The unsubscribe test
The fastest way to find out whether a brand has a real voice is to unsubscribe. The brand that survives the test wrote the unsubscribe confirmation in the same voice it wrote the homepage hero.
Every brand has a homepage hero, written by the strongest writer in the building, polished, lit, edited, and reviewed by leadership. Many brands also have an unsubscribe confirmation page, written by someone in marketing operations in fifteen minutes seven years ago and never looked at since. The gap between those two pieces of writing is the brand's actual voice.
We call this the unsubscribe test. It works on any surface that nobody is paying attention to — the empty state when a search returns no results, the four-oh-four when a page is gone, the receipt email after a purchase, the password-reset confirmation. The brand that has a real voice wrote those surfaces in the same voice it wrote the homepage. The brand that does not, did not.

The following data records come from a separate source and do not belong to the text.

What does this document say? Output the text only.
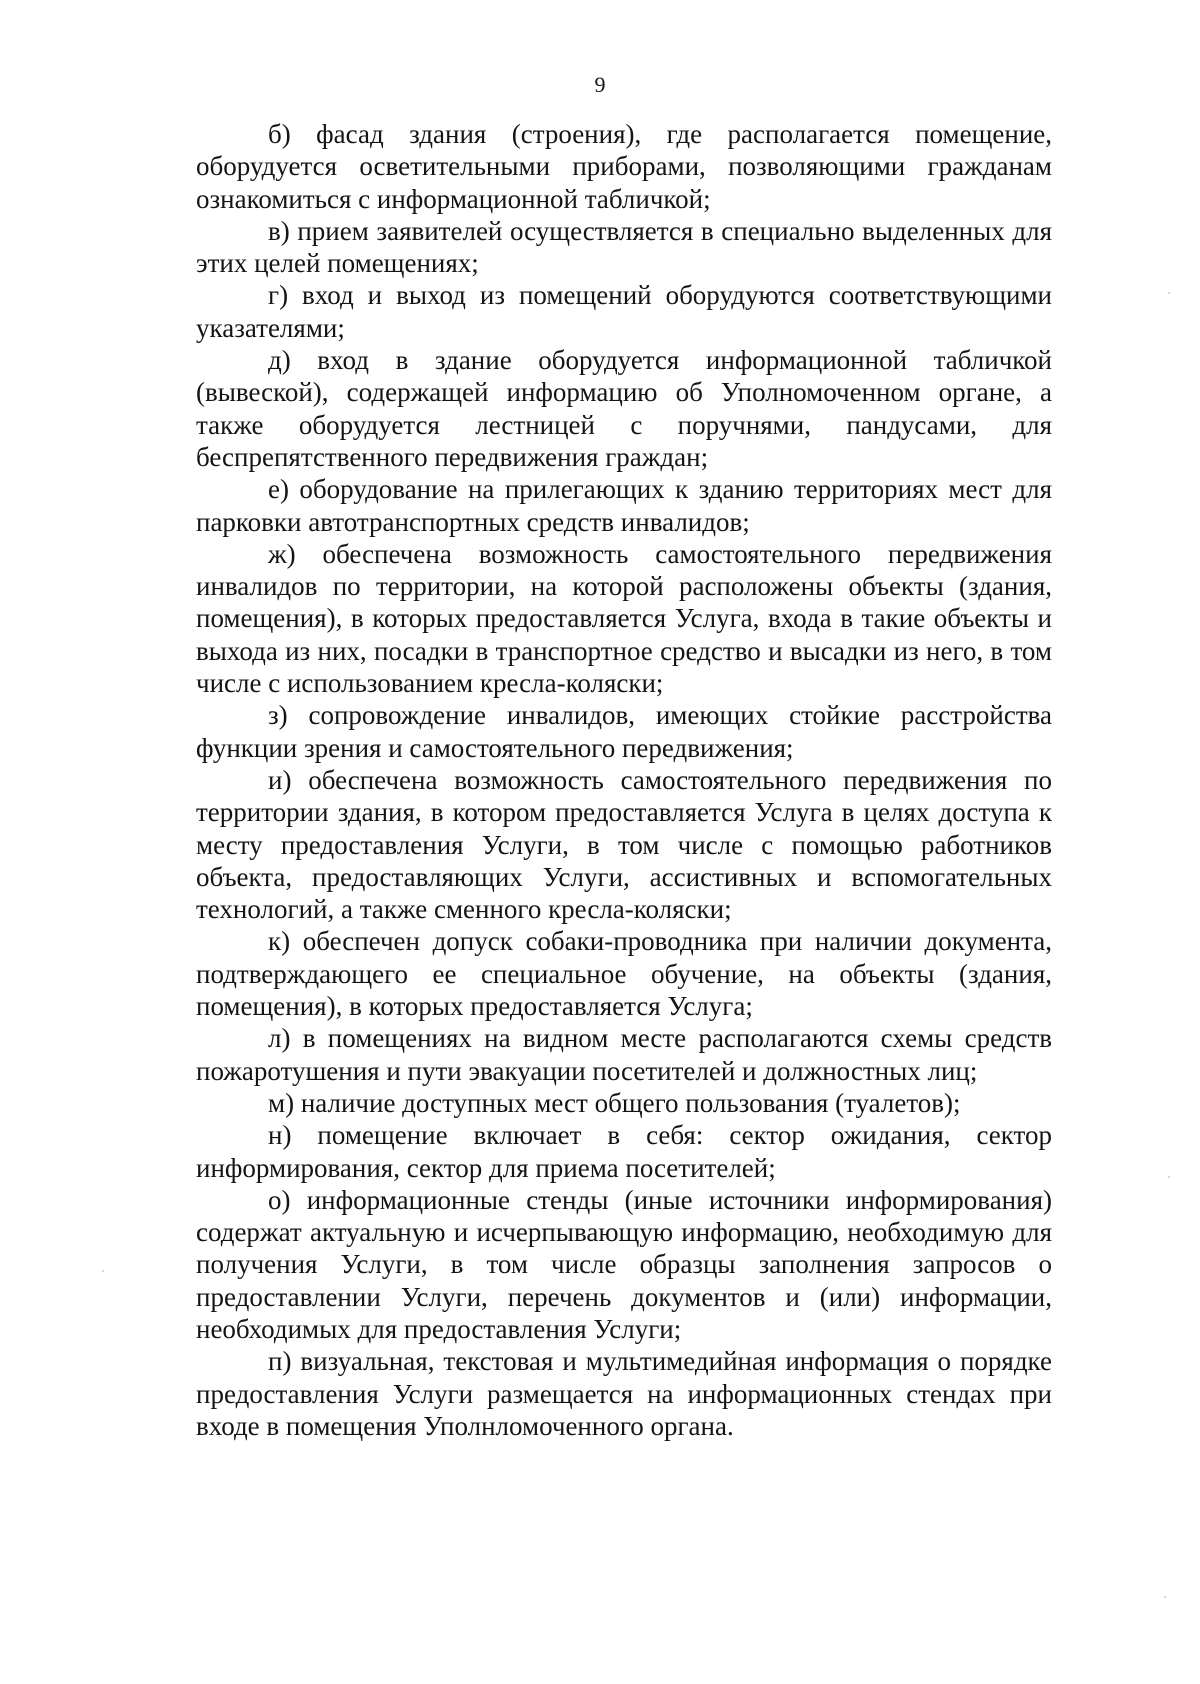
9

б) фасад здания (строения), где располагается помещение, оборудуется осветительными приборами, позволяющими гражданам ознакомиться с информационной табличкой;

в) прием заявителей осуществляется в специально выделенных для этих целей помещениях;

г) вход и выход из помещений оборудуются соответствующими указателями;

д) вход в здание оборудуется информационной табличкой (вывеской), содержащей информацию об Уполномоченном органе, а также оборудуется лестницей с поручнями, пандусами, для беспрепятственного передвижения граждан;

е) оборудование на прилегающих к зданию территориях мест для парковки автотранспортных средств инвалидов;

ж) обеспечена возможность самостоятельного передвижения инвалидов по территории, на которой расположены объекты (здания, помещения), в которых предоставляется Услуга, входа в такие объекты и выхода из них, посадки в транспортное средство и высадки из него, в том числе с использованием кресла-коляски;

з) сопровождение инвалидов, имеющих стойкие расстройства функции зрения и самостоятельного передвижения;

и) обеспечена возможность самостоятельного передвижения по территории здания, в котором предоставляется Услуга в целях доступа к месту предоставления Услуги, в том числе с помощью работников объекта, предоставляющих Услуги, ассистивных и вспомогательных технологий, а также сменного кресла-коляски;

к) обеспечен допуск собаки-проводника при наличии документа, подтверждающего ее специальное обучение, на объекты (здания, помещения), в которых предоставляется Услуга;

л) в помещениях на видном месте располагаются схемы средств пожаротушения и пути эвакуации посетителей и должностных лиц;

м) наличие доступных мест общего пользования (туалетов);

н) помещение включает в себя: сектор ожидания, сектор информирования, сектор для приема посетителей;

о) информационные стенды (иные источники информирования) содержат актуальную и исчерпывающую информацию, необходимую для получения Услуги, в том числе образцы заполнения запросов о предоставлении Услуги, перечень документов и (или) информации, необходимых для предоставления Услуги;

п) визуальная, текстовая и мультимедийная информация о порядке предоставления Услуги размещается на информационных стендах при входе в помещения Уполнломоченного органа.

The reason this matters is operational. A brand voice that only appears on the polished surfaces is a brand voice that needs a senior writer to apply it. A brand voice that survives the unsubscribe test is a brand voice that someone in customer support can apply without thinking. That second version is enormously more useful because customer support writes more sentences per week, to more customers, than the marketing team will write all year.
When we run a Brand Voice Audit, the unsubscribe surfaces are the first place we look. Not the heroes, not the campaigns, not the case studies. The unsubscribe confirmation, the error states, the receipts. They tell us the truth.